November 1996 Programmer's Challenge

ROUTER RULES

Mail solutions to: progchallenge@mactech.com

Due Date: 1 November 1996

This month's Challenge is based on a suggestion by Peter Lewis and is motivated by a real-world problem. A certain university has a B-class IP subnet, let's call it 199.232.*.* (with apologies to the real-world owner of that subnet). The subnet is broken down into 256 networks for the various faculties and departments, each one having 256 IP numbers. So, for example, the computer club might have 199.232.101.*. Our hypothetical university is charged for communications based on volume, so some of these networks are allowed to talk to the outside world, and others are not. Outside access is controlled by programming a router with a sequence of rules, each of which allows or denies access to some subset of IP numbers. A rule consists of a (mask, value, allow) triplet. For example, say the networks (in hex) 01, 03, 41, 43 are allowed out, and all the rest are barred. The rules could be simply:

FF, 01, allow

FF, 03, allow

FF, 41, allow

FF, 43, allow

00, 00, deny

But this could be simplified to:

BD, 01, allow

00, 00, den

Your objective for this Challenge is to quickly generate a small sequence of rules that allows outside network access to only a specified set of networks. The prototype for the code you should write is:

enum {kDeny=0, kAllow=1};

typedef struct Rule {

long mask;

long value;

long allow; /* 0 == deny, 1== allow */

} Rule;

long RouterRules(

long allowedValues[],

long numAllowedValues,

long numBits,

Rule rulesArray[],

long maxRules

);

The array allowedValues is the set of numAllowedValues networks that are to be given outside network access. All other networks should be denied access. Instead of being limited to 8 bits as in the example above, network values have numBits bits. Your code should generate a sequence of rules that provides access to these networks, and no others. The rule sequence should be as short as possible and stored in rulesArray, which is allocated by the caller and is of size maxRules. Your code should return the number of rules generated, or return -1 if it cannot find a solution no longer than maxRules.

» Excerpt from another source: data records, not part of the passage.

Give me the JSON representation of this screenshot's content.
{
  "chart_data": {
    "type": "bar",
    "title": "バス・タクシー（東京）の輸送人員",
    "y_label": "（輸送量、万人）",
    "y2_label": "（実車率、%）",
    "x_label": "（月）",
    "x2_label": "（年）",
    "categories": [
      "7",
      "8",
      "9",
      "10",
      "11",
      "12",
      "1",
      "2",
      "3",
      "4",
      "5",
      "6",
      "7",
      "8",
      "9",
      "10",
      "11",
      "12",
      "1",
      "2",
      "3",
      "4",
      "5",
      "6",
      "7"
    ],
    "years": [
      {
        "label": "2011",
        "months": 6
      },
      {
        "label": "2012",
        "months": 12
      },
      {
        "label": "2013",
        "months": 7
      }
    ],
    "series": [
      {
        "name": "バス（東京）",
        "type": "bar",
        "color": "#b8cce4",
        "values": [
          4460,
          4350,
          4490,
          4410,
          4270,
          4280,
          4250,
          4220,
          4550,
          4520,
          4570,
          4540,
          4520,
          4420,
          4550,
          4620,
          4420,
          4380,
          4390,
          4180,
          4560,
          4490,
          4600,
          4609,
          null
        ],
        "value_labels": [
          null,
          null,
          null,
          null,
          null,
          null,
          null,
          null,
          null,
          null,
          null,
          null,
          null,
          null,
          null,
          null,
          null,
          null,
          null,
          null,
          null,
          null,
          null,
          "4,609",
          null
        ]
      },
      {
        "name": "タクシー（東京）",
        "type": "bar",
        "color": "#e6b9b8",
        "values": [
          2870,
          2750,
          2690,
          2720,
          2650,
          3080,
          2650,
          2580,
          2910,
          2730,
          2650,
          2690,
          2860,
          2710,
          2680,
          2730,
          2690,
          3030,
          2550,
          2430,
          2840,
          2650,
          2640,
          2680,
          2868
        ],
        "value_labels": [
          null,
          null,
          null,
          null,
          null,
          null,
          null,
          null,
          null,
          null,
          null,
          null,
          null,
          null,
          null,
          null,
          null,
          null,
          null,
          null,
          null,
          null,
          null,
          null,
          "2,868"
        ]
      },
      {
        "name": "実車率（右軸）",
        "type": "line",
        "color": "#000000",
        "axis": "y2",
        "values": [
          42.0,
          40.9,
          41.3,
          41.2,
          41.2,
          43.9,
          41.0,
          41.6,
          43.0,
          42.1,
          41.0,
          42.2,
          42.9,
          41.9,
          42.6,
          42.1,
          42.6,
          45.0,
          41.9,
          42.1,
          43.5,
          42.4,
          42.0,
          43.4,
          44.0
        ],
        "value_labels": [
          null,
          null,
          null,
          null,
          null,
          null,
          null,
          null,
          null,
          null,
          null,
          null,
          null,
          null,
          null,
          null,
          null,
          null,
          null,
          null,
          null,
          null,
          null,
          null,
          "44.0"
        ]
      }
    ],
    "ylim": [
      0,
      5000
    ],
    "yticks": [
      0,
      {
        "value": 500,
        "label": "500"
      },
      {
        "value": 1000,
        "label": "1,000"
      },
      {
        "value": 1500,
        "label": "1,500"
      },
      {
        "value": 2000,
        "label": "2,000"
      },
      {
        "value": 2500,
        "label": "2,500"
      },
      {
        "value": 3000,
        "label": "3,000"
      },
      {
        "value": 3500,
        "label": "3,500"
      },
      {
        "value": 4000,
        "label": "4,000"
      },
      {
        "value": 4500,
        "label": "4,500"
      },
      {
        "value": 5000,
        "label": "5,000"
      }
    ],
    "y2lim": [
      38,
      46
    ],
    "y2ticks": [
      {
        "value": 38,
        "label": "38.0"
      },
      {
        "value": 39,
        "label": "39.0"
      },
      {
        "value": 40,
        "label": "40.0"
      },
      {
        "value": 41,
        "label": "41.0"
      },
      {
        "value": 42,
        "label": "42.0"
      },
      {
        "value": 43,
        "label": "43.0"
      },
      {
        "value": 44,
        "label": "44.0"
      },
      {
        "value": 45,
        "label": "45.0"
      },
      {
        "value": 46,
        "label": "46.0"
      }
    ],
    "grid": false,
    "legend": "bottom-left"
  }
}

Rules will be triggered by the router in the order provided by your solution, and the first rule to fire for a given network will apply. At least one rule must fire for any possible network value. For example, if numBits==3, and we want to allow access to networks 0, 2, 3, 6, and 7, you could use the following rules:

3, 1, deny

6, 4, deny

7, 7, allow

To encourage code that generates both fast and short solutions, the ranking will be based on minimizing the following function of execution time on my 8500/150 and the number of rules generated:

score = (number of rules generated) + (execution time in seconds) / 2

This will be a native PowerPC Challenge, using the latest CodeWarrior environment. Solutions may be coded in C, C++, or Pascal.